Union surveys also suggest the pandemic has driven levels of work-related stress, depression and anxiety still higher. In April 2021, for example, the general Unite union reported a Covid-related mental health “epidemic” after a UK and Ireland-wide survey of 1,400 workplace reps found 83% are dealing with an increase in members reporting mental health-related problems.

TUC research indicates that the biggest causes of stress at work are: workload (74%); cuts in staff (53%); change at work (44%) and long hours (39%). The pandemic has worsened, and added to, all these issues. Workers are struggling with Covid infection, fear of infection and passing on the virus to family and friends, bereavement and the witnessing of so much death, particularly in health and social care. Many are trying to deal with unmanageable workloads and have had to deal with the impossibility of juggling work with care and home-schooling responsibilities. Others, including large numbers of young workers, are facing job insecurity and low pay. While many homeworkers battle loneliness and isolation, those on the frontline of health and social care, retail and transport are facing increased violence and abuse as a result of the pandemic. All these issues have taken a huge toll on workers’ mental health.

The TUC’s latest biennial union health and safety survey of over 2,000 safety reps found that stress is once again “far and away” their top health and safety concern. This year, the survey asked an additional set of questions specifically related to the Covid crisis and found a massive 65% of reps said they had dealt with an increase in mental health issues during the pandemic. A report by public sector union UNISON, Worry in Mind, (see page 7) showed some workers were experiencing suicidal thoughts, suffering symptoms of post-traumatic stress disorder (PTSD) and panic attacks, and feeling helpless when supporting patients. Some quit their jobs altogether.

This booklet is an action guide for union reps, setting out what they can do to ensure that employers tackle these problems and provide support for workers affected. It draws on information, advice, guidance, research and campaigning material from the TUC, Wales TUC and Scottish TUC (STUC) and trade unions, as well as organisations including the HSE, the BEIS business department, the EHRC equality and human rights commission, and the CIPD HR professionals’ body.

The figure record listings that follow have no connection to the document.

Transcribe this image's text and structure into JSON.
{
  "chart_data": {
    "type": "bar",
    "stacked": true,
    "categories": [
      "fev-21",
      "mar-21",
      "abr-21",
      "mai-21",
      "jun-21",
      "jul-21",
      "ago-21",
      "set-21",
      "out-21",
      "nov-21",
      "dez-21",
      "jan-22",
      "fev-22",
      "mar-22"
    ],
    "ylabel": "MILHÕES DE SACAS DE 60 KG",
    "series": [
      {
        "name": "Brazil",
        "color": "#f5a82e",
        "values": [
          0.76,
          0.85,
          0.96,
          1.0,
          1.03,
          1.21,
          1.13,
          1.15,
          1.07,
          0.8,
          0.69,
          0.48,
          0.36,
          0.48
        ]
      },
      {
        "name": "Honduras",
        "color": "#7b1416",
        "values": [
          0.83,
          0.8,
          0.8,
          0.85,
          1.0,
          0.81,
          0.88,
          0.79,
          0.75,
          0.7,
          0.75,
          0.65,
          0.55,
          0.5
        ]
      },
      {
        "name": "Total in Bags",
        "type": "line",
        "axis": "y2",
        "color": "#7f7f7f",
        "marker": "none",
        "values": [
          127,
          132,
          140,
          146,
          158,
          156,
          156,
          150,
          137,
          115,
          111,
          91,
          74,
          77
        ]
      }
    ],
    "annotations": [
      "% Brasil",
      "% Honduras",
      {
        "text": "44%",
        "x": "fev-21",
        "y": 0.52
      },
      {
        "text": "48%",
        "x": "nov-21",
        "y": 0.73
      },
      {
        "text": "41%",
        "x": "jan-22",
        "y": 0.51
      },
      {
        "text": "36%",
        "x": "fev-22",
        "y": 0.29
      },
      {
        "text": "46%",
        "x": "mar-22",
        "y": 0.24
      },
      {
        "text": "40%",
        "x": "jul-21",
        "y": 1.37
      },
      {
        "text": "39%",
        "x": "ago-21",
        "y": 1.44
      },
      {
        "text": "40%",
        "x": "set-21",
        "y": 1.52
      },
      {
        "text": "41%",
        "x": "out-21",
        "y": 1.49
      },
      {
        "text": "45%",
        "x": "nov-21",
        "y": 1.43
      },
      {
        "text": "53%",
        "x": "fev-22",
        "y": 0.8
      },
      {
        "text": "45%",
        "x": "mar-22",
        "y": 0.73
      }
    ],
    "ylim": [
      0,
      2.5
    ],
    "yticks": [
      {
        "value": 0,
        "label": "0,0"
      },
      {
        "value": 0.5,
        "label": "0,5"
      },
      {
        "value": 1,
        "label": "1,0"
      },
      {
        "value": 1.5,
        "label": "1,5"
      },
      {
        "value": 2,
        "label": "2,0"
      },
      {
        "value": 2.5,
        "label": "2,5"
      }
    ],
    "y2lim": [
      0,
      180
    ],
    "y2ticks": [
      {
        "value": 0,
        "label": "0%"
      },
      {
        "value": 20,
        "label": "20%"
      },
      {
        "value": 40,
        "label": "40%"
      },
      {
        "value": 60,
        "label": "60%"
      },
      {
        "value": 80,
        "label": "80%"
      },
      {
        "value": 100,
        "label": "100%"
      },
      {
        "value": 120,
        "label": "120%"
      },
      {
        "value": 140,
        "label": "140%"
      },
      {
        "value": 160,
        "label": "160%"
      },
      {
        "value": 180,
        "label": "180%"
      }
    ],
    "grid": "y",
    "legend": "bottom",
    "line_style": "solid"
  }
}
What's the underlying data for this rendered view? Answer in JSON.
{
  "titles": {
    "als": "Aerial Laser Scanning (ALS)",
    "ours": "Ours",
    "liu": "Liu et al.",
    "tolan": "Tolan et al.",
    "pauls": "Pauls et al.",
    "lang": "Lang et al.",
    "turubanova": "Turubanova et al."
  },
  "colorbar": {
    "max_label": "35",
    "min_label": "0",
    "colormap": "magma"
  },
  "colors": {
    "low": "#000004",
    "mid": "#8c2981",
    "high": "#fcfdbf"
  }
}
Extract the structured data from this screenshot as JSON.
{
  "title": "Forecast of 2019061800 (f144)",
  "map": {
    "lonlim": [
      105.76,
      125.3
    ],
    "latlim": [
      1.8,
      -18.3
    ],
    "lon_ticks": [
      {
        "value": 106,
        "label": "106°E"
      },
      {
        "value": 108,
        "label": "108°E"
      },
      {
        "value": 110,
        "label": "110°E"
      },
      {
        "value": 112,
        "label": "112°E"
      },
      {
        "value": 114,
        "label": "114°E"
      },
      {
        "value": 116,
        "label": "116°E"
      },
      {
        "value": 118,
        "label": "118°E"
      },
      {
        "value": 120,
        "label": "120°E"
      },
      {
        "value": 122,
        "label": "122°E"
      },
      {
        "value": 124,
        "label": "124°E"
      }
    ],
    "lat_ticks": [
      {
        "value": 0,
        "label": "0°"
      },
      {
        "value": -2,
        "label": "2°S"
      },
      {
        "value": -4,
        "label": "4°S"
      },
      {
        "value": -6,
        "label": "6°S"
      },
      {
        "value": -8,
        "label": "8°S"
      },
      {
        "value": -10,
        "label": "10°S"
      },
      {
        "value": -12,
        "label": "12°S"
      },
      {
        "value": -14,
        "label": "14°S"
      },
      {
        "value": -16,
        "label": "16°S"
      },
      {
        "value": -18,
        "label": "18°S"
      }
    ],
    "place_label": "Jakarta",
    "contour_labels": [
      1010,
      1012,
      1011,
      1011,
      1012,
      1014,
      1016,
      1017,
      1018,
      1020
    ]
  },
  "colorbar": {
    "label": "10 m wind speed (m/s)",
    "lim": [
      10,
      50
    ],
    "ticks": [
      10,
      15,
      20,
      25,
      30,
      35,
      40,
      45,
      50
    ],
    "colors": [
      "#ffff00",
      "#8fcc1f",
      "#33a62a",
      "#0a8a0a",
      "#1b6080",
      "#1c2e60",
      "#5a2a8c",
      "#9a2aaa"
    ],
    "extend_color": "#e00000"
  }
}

It also highlights examples of how union reps and branches have negotiated or taken action to secure improvements. It sets out examples of employer good practice on preventing or reducing Covid-related mental ill health at work — including for those working from home — and supporting workers suffering from Covid-related mental health problems. The following chapters set out:

• how Covid has worsened the work-related mental health crisis — examining evidence from union, academic, government and other research across different sectors;

• the consequences of poor mental health at work — including sickness absence and job loss, post-traumatic stress disorder (PTSD) and work-related suicide;

• making the business case for taking action;

• how reps can ensure employers take action to prevent or reduce the impact of Covid on workers’ mental health, using health and safety law and the HSE Stress Management Standards;

• how reps can use equality law to make sure employers provide support for members suffering from Covid-related mental health problems — including reasonable adjustments, reasonable adjustment passports, and changes to sickness absence policies; and

• what a mentally healthy workplace looks like — including the importance of good health and safety at work and decent pay and conditions.